I let out a breath. "I've tried. I just . . . I can't hold on to the emotion."
She shook her head. "Forgiveness isn't an emotion. Forgiveness is a choice. And sometimes it's one you have to choose again and again." She licked her lips. "For instance, take my stepmother, ex-stepmother that is. I wanted her to be a mother figure to me so badly, or at the very least an older sister figure, an aunt, something, anything." She paused. "I realize now she just wasn't capable. I've forgiven her for the things she wasn't able to give me, but if I see her at a party, I throw back a lot of alcohol and avoid her like the plague. And I have to choose again, in that moment, to forgive her for the ridiculousness that comes out of her mouth." I chuckled and she smiled. "I'm just saying, you don't have to be best friends just because you forgive a person. It's really about setting yourself free of the hold they have on you."
"And what about your brother? Isn't constantly forgiving him really just sending the message that you'll tolerate anything? His choices affect you. They have for a long time."

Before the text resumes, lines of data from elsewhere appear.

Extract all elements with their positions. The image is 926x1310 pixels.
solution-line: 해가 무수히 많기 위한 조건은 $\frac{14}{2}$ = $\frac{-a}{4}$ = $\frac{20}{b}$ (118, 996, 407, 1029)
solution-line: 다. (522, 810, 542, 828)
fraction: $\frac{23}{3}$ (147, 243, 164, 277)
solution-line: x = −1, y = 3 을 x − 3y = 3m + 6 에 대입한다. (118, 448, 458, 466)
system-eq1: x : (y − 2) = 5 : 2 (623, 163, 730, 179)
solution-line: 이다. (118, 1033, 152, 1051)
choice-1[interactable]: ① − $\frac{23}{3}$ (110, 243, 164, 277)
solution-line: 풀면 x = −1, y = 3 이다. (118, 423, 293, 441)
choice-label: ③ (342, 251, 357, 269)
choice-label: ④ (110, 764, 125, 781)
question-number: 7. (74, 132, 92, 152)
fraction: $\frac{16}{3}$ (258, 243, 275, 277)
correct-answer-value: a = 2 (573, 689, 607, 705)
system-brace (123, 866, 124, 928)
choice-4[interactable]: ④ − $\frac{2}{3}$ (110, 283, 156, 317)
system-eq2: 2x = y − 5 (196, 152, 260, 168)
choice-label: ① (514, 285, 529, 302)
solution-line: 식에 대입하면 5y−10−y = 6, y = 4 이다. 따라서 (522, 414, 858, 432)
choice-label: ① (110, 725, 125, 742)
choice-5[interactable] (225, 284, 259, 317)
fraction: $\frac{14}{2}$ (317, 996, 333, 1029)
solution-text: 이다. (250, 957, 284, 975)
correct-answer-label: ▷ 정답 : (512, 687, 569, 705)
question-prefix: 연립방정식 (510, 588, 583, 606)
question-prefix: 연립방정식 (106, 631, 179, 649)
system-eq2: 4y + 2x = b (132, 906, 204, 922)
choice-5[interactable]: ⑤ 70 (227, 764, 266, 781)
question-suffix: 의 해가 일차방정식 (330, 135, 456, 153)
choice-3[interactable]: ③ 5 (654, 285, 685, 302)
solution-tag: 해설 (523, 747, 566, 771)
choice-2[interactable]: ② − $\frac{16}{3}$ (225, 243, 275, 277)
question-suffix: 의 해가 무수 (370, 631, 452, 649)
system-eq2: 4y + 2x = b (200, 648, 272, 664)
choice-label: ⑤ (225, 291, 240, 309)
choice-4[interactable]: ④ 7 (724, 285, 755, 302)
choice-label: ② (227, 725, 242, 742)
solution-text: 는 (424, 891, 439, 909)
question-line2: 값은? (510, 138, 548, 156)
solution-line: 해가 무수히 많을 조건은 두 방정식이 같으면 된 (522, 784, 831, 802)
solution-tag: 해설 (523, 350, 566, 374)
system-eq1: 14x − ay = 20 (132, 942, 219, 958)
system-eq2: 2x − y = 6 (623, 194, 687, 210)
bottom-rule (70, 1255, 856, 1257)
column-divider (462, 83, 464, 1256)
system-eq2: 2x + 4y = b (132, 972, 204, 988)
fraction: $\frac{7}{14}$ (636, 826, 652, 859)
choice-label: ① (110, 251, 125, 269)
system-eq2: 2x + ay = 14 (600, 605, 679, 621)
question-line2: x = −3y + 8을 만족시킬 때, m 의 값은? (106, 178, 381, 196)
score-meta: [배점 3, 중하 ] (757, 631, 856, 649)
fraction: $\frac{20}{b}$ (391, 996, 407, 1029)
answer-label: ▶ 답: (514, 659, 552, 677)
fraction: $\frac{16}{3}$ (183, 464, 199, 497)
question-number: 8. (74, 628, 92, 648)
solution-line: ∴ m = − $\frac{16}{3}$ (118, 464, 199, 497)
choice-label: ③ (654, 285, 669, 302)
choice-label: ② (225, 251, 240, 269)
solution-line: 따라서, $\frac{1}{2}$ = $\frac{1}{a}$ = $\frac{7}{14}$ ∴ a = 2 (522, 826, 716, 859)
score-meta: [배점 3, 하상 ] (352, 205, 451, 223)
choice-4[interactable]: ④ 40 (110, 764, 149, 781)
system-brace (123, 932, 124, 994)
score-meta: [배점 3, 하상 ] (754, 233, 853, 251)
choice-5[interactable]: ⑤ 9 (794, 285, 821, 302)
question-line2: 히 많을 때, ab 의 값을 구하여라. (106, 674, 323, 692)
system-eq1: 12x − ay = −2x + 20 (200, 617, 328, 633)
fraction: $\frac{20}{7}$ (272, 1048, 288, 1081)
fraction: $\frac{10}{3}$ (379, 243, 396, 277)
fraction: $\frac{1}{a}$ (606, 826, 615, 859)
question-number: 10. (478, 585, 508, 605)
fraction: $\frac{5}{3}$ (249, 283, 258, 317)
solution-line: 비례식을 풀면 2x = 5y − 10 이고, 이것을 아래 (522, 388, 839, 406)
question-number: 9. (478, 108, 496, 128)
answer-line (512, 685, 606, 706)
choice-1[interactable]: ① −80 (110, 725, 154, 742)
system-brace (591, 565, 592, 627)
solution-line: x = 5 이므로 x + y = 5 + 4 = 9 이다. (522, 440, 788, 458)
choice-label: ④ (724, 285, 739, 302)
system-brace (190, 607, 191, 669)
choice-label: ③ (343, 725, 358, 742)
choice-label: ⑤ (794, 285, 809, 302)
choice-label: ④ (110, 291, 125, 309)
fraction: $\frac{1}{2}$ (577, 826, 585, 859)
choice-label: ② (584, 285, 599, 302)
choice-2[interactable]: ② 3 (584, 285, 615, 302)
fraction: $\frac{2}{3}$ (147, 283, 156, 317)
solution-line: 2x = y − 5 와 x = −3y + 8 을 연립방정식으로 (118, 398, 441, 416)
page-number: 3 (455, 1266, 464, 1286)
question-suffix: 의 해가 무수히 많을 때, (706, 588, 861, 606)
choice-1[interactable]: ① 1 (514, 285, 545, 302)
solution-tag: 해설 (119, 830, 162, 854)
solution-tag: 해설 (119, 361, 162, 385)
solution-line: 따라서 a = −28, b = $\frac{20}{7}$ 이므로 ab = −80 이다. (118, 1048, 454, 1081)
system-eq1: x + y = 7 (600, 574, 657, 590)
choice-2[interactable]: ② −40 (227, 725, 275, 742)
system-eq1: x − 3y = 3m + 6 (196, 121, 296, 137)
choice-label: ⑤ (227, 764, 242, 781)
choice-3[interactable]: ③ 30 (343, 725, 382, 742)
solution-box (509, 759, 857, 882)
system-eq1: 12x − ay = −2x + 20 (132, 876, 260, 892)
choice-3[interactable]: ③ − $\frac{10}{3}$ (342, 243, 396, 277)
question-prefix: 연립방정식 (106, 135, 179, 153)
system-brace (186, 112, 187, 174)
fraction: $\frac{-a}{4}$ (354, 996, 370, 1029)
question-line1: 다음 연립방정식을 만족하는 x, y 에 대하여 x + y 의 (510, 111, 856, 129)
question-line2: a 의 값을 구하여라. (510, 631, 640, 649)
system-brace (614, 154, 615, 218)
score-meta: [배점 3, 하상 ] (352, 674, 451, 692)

She looked at me thoughtfully, if not a little uncomfortably. "Yes, you're right. It's easier to forgive a person when their bad choices don't wreak havoc on your own life, when you can distance yourself." She sighed. "I guess, sometimes, you have to be the one to cut ties if you're truly going to forgive. And it's more complicated than it seems. I wasn't trying to make it seem overly simplistic."

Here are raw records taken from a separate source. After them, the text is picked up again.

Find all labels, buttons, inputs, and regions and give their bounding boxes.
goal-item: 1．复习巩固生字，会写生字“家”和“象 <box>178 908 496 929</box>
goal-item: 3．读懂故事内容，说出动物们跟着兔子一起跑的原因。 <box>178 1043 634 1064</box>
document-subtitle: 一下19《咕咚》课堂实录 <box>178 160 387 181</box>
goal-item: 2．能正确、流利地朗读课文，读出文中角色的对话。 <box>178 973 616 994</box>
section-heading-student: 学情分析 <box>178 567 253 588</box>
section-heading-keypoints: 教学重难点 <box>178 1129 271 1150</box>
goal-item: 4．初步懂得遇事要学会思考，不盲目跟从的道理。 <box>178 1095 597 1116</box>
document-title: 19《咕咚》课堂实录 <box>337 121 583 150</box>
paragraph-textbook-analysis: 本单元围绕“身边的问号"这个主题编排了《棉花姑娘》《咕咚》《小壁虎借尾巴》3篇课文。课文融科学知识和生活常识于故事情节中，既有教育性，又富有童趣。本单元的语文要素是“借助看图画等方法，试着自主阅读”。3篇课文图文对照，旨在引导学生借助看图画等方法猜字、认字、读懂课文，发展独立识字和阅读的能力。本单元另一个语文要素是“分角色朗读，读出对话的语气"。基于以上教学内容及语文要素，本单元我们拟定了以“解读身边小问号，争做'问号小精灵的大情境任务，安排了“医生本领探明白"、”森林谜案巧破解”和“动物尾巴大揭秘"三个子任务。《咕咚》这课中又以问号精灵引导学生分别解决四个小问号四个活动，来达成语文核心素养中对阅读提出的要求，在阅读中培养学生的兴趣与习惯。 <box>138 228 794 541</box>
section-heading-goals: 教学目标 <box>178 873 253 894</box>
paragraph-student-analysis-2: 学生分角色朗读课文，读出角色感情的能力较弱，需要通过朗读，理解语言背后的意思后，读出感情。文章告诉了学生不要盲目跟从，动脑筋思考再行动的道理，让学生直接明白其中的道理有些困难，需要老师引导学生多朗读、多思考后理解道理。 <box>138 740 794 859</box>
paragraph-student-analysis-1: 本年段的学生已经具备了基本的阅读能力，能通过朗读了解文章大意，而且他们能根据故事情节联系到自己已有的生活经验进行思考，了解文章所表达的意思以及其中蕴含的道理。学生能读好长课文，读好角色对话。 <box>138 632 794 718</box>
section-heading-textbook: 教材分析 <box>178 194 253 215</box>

She looked troubled and perhaps slightly lost, and so I reached over and took her hand, lacing my fingers through hers. "This sleepover has suddenly taken on a somber tone."
She laughed softly. "You're right. We'll save somber for when we have a bottle of wine open."
"I'd lay off the wine for a while, Mo Chroí. You're a dirty talking drunk." I raised a brow.
She laughed softly and then was quiet for a moment before she asked, "The other night in ah, bed . . . what did you say to me in Gaelic?"
I paused. "I believe it was something very complimentary about your cream puffs."
She laughed again and the mood lightened. We talked about less serious topics after that. She told me about going away to college, her roommate Beatrice who had snored like a trucker, listened to techno music constantly and lived, seemingly, on a diet of candy corn and Red Bull, about coming back home, about her life now. I listened to her talk, smiling and absorbing every word, and I had to admit, I liked my first sleepover, despite all the talking. Or maybe because of it. Or maybe I just really liked the girl I was having a sleepover with.